Une remise en cause de la distanciation physique par l'Orchestre Philharmonique de Vienne
Des conclusions discutables
Les directions d’orchestre en Europe sont souvent pro-actives pour répondre aux problèmes posés par l’épidémie de Covid-19. Certains expérimentent de nouvelles manières de composer l’orchestre, distanciation physique, disposition spatiale, nouveaux répertoires, nouvel espace public ; d’autres encore tentent de mesurer le risque. C’est le cas de la direction d’orchestre de Vienne qui vient de faire une expérience originale auprès des musiciens de l’orchestre. Il s’agissait pour le docteur Fritz Sterz qui menait l’expérience de documenter la manière dont l’air expiré circulait lors de la pratique instrumentale et ainsi pouvoir définir la distanciation physique indispensable à prescrire pour chaque pratique instrumentale.
La méthodologie était simple, à l’aide d’une petite sonde introduite dans les narines du musicien, un « très fin brouillard » était diffusé permettant ensuite de visualiser le flux d’air émis. Les musiciens étaient placés devant une toile noire et des lumières puissantes situées à l’avant permettaientt de rendre visible les émissions d’aérosols diffusées par chaque musicien lors du jeu.
En jouant, les violonistes n’ont pas émis plus de flux d’air que dans leur position de repos. L’émission d’air des instrumentistes à vent est restée localisée dans leur proximité immédiate. Seul, les flûtistes émettaient des particules un peu plus loin, jusqu’à 80 centimètres.
En relation avec les résultats de cette étude, le Philharmonique de Vienne souhaiterait définir des pratiques moins restrictives concernant la distanciation physique, avec le désir de convaincre le gouvernement de les suivre sur ce chemin. Ainsi cette direction estime le risque au sein de l’orchestre limité lors des pratiques instrumentales et la distanciation physique pourrait de ce fait être réduite.
Déjà, en Autriche, les mesures de déconfinement sont plus amples qu’en France ; théâtres et salles de concert dès la fin mai pourront accueillir jusqu’à 100 spectateurs, puis ce nombre devrait être élargi à 250 personnes le 1er juillet et à 1000 début août.
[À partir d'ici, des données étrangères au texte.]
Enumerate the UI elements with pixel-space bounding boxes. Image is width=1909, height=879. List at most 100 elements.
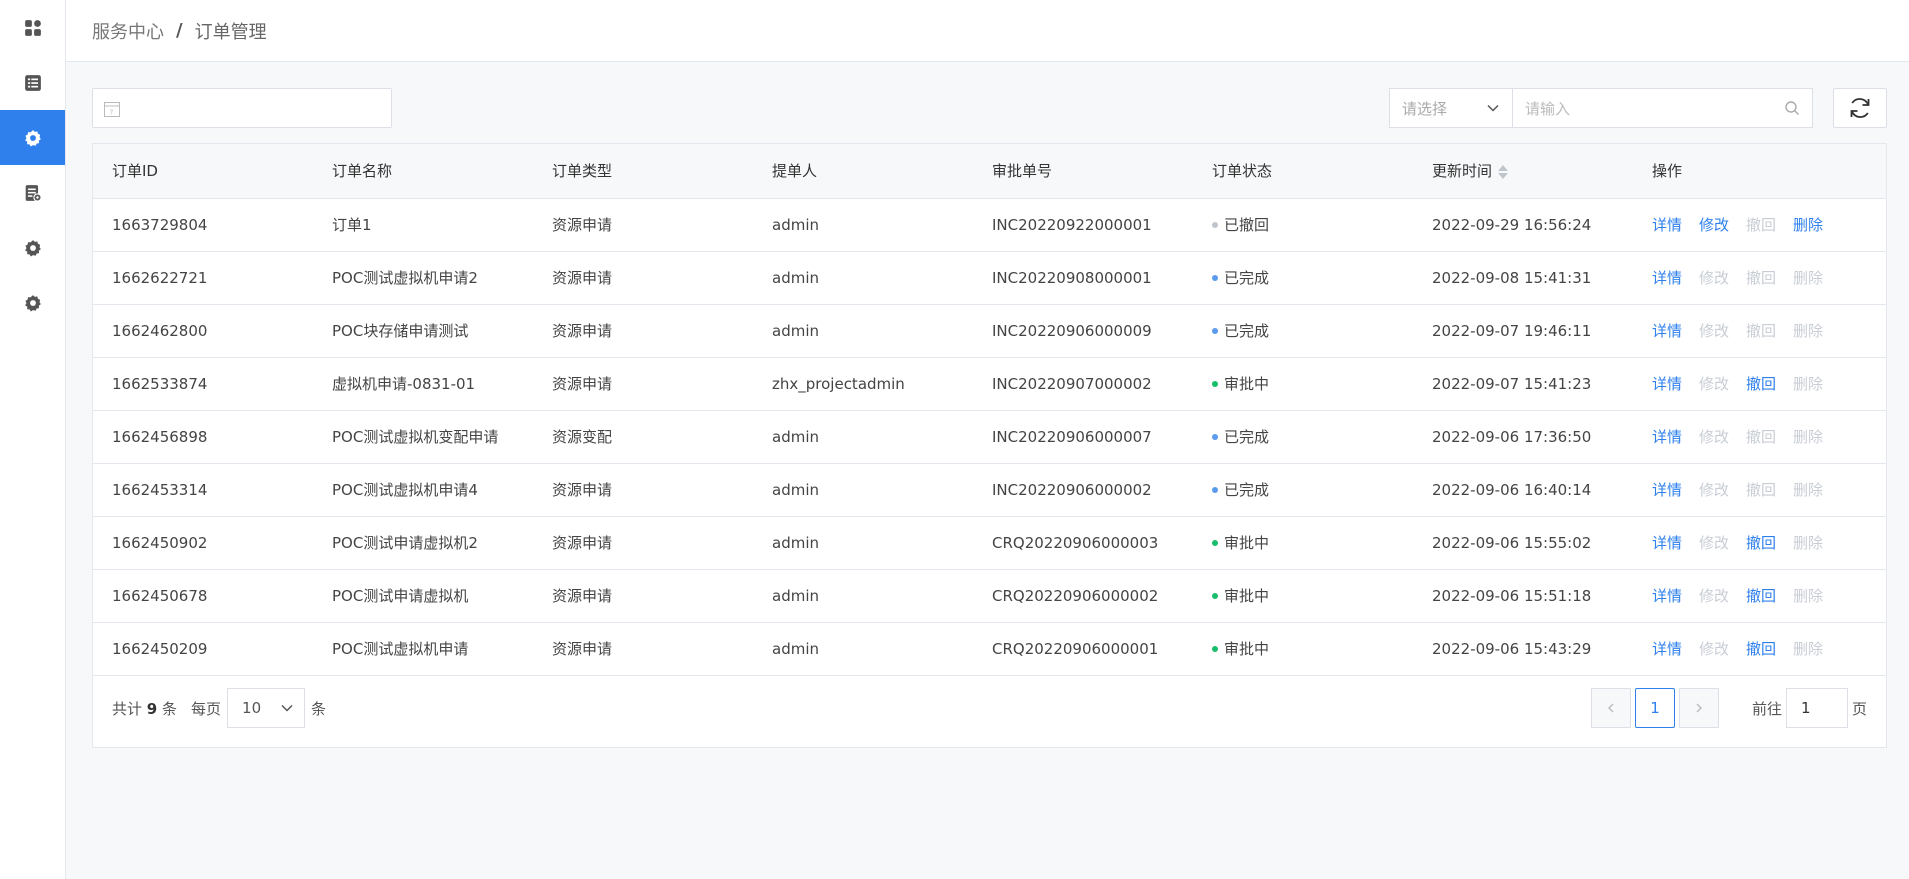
cell-submitter: zhx_projectadmin — [753, 357, 973, 411]
status-dot-icon — [1212, 592, 1218, 599]
chevron-down-icon — [1487, 104, 1499, 112]
withdraw-button[interactable]: 撤回 — [1746, 373, 1776, 394]
cell-updated: 2022-09-07 15:41:23 — [1413, 357, 1633, 411]
sort-icon[interactable] — [1498, 164, 1509, 180]
withdraw-button[interactable]: 撤回 — [1746, 585, 1776, 606]
column-header-approval-no: 审批单号 — [973, 144, 1193, 199]
status-dot-icon — [1212, 380, 1218, 387]
goto-page-input[interactable] — [1785, 688, 1848, 728]
cell-submitter: admin — [753, 198, 973, 252]
calendar-icon: ? — [104, 102, 120, 117]
search-field-select[interactable]: 请选择 — [1389, 88, 1513, 128]
cell-actions: 详情 修改 撤回 删除 — [1633, 410, 1886, 464]
edit-button[interactable]: 修改 — [1699, 214, 1729, 235]
report-icon — [25, 184, 42, 202]
refresh-button[interactable] — [1833, 88, 1887, 128]
delete-button[interactable]: 删除 — [1793, 214, 1823, 235]
delete-button: 删除 — [1793, 375, 1824, 393]
goto-label: 前往 — [1751, 699, 1782, 718]
cell-order-id: 1662456898 — [93, 410, 313, 464]
delete-button: 删除 — [1793, 269, 1824, 287]
cell-order-id: 1662450902 — [93, 516, 313, 570]
cell-order-id: 1662462800 — [93, 304, 313, 358]
detail-button[interactable]: 详情 — [1652, 214, 1682, 235]
cell-order-name: POC测试虚拟机申请2 — [313, 251, 533, 305]
pagination: 共计 9 条 每页 10 条 1 前往 1 页 — [93, 669, 1886, 747]
cell-status: 已完成 — [1193, 410, 1413, 464]
cell-actions: 详情 修改 撤回 删除 — [1633, 516, 1886, 570]
sidebar-item-list[interactable] — [0, 55, 65, 110]
cell-approval-no: CRQ20220906000003 — [973, 516, 1193, 570]
refresh-icon — [1850, 98, 1870, 118]
detail-button[interactable]: 详情 — [1652, 373, 1682, 394]
status-badge: 已完成 — [1224, 481, 1270, 499]
total-value: 9 — [146, 699, 158, 718]
sidebar-item-dashboard[interactable] — [0, 0, 65, 55]
column-header-updated-label: 更新时间 — [1432, 162, 1493, 181]
total-count: 共计 9 条 — [112, 698, 177, 719]
status-dot-icon — [1212, 539, 1218, 546]
cell-order-name: POC测试虚拟机变配申请 — [313, 410, 533, 464]
detail-button[interactable]: 详情 — [1652, 585, 1682, 606]
sidebar-item-settings-2[interactable] — [0, 275, 65, 330]
cell-status: 审批中 — [1193, 516, 1413, 570]
table-row: 1662462800 POC块存储申请测试 资源申请 admin INC20220906… — [93, 304, 1886, 358]
delete-button: 删除 — [1793, 322, 1824, 340]
withdraw-button: 撤回 — [1746, 428, 1777, 446]
detail-button[interactable]: 详情 — [1652, 479, 1682, 500]
breadcrumb: 服务中心 / 订单管理 — [66, 0, 1909, 62]
cell-actions: 详情 修改 撤回 删除 — [1633, 357, 1886, 411]
page-number-1[interactable]: 1 — [1634, 688, 1675, 728]
prev-page-button[interactable] — [1590, 688, 1631, 728]
next-page-button[interactable] — [1678, 688, 1719, 728]
chevron-right-icon — [1696, 703, 1702, 713]
cell-order-type: 资源申请 — [533, 304, 753, 358]
select-placeholder: 请选择 — [1402, 99, 1448, 118]
cell-order-name: POC测试虚拟机申请 — [313, 622, 533, 676]
detail-button[interactable]: 详情 — [1652, 532, 1682, 553]
status-dot-icon — [1212, 221, 1218, 228]
cell-actions: 详情 修改 撤回 删除 — [1633, 198, 1886, 252]
delete-button: 删除 — [1793, 534, 1824, 552]
cell-status: 审批中 — [1193, 357, 1413, 411]
detail-button[interactable]: 详情 — [1652, 320, 1682, 341]
sidebar-item-service-center[interactable] — [0, 110, 65, 165]
column-header-actions: 操作 — [1633, 144, 1886, 199]
cell-status: 审批中 — [1193, 569, 1413, 623]
status-badge: 已完成 — [1224, 428, 1270, 446]
cell-approval-no: INC20220906000007 — [973, 410, 1193, 464]
cell-order-id: 1662450209 — [93, 622, 313, 676]
column-header-updated[interactable]: 更新时间 — [1413, 144, 1633, 199]
cell-approval-no: INC20220908000001 — [973, 251, 1193, 305]
cell-order-name: 虚拟机申请-0831-01 — [313, 357, 533, 411]
per-page-label: 每页 — [191, 699, 222, 718]
cell-approval-no: CRQ20220906000001 — [973, 622, 1193, 676]
cell-order-type: 资源申请 — [533, 569, 753, 623]
breadcrumb-root[interactable]: 服务中心 — [92, 18, 164, 44]
detail-button[interactable]: 详情 — [1652, 426, 1682, 447]
status-dot-icon — [1212, 327, 1218, 334]
total-suffix: 条 — [162, 699, 178, 718]
sidebar-item-settings-1[interactable] — [0, 220, 65, 275]
detail-button[interactable]: 详情 — [1652, 638, 1682, 659]
withdraw-button[interactable]: 撤回 — [1746, 638, 1776, 659]
status-badge: 已完成 — [1224, 269, 1270, 287]
cell-updated: 2022-09-06 15:55:02 — [1413, 516, 1633, 570]
withdraw-button: 撤回 — [1746, 322, 1777, 340]
cell-submitter: admin — [753, 463, 973, 517]
cell-approval-no: INC20220906000009 — [973, 304, 1193, 358]
detail-button[interactable]: 详情 — [1652, 267, 1682, 288]
cell-order-type: 资源变配 — [533, 410, 753, 464]
search-input[interactable]: 请输入 — [1513, 88, 1813, 128]
cell-submitter: admin — [753, 410, 973, 464]
table-row: 1663729804 订单1 资源申请 admin INC20220922000001 已… — [93, 198, 1886, 252]
page-size-select[interactable]: 10 — [227, 688, 306, 728]
withdraw-button[interactable]: 撤回 — [1746, 532, 1776, 553]
date-picker-input[interactable]: ? — [92, 88, 392, 128]
sidebar-item-report[interactable] — [0, 165, 65, 220]
withdraw-button: 撤回 — [1746, 269, 1777, 287]
cell-submitter: admin — [753, 622, 973, 676]
search-icon[interactable] — [1784, 100, 1800, 116]
cell-submitter: admin — [753, 516, 973, 570]
cell-order-id: 1662450678 — [93, 569, 313, 623]
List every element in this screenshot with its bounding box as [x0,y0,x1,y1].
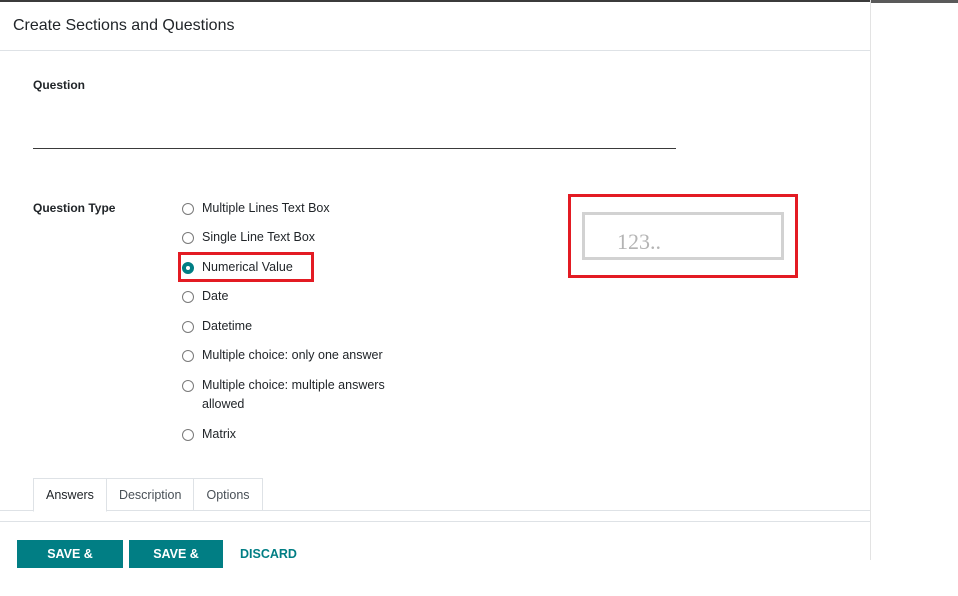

Analyse critique de Médecine des Arts
Cette expérience est tout au plus une observation très partielle du fonctionnement et du travail réel d’un orchestre symphonique. Celle-ci ne manque pas d'intérêt et permet de confirmer que le débit d’air émis par les instrumentistes à vent est relativement faible en dehors de la pratique de la flûte. Mais il ne prend pas en compte de nombreuses variables qui tiennent notamment à la propagation de ces aérosols dans un espace-temps donné (et non visibles du fait de leurs très faibles dimensions). Les mouvements corporels au sein même de l’orchestre, les ventilations, climatisations, le partage de pupitre, les phases de non-jeu, le stress et l’anxiété de performance liés à la performance musicale, les répertoires, le temps de jeu, etc., autant de paramètres qui vont influer sur les dynamiques respiratoires, sur la diffusion des aérosols à distance, etc.
Il nous paraît nécessaire de lancer en Europe, pour une meilleure connaissance de la physiologie des pratiques instrumentales et vocales, une série de recherches plus fines et qui prend en compte le risque réel de propagation du virus, notamment par des aérosols émis et infectés. Devant ces incertitudes, il paraît raisonnable en France (car les situations sont distinctes selon les régions), d’une part, de tester systématiquement les musiciens vis-à-vis du Covid-19 et, d’autre part, de s’en tenir a minima actuellement aux préconisations édictées pour les orchestres de Berlin, avec notamment une distanciation physique notable décrite dans le rapport Médecine des Arts : Risque inhérent aux pratiques musicales dans le contexte épidémique du COVID-19. Des mesures propres à chaque organisation, à chaque mode d'activité doivent être définies à partir de grilles générales d'analyse et de préconisations et avec le feed-back des musiciens et des techniciens de terrain ; ainsi chacun pourra se ré-approprier les mesures préventives.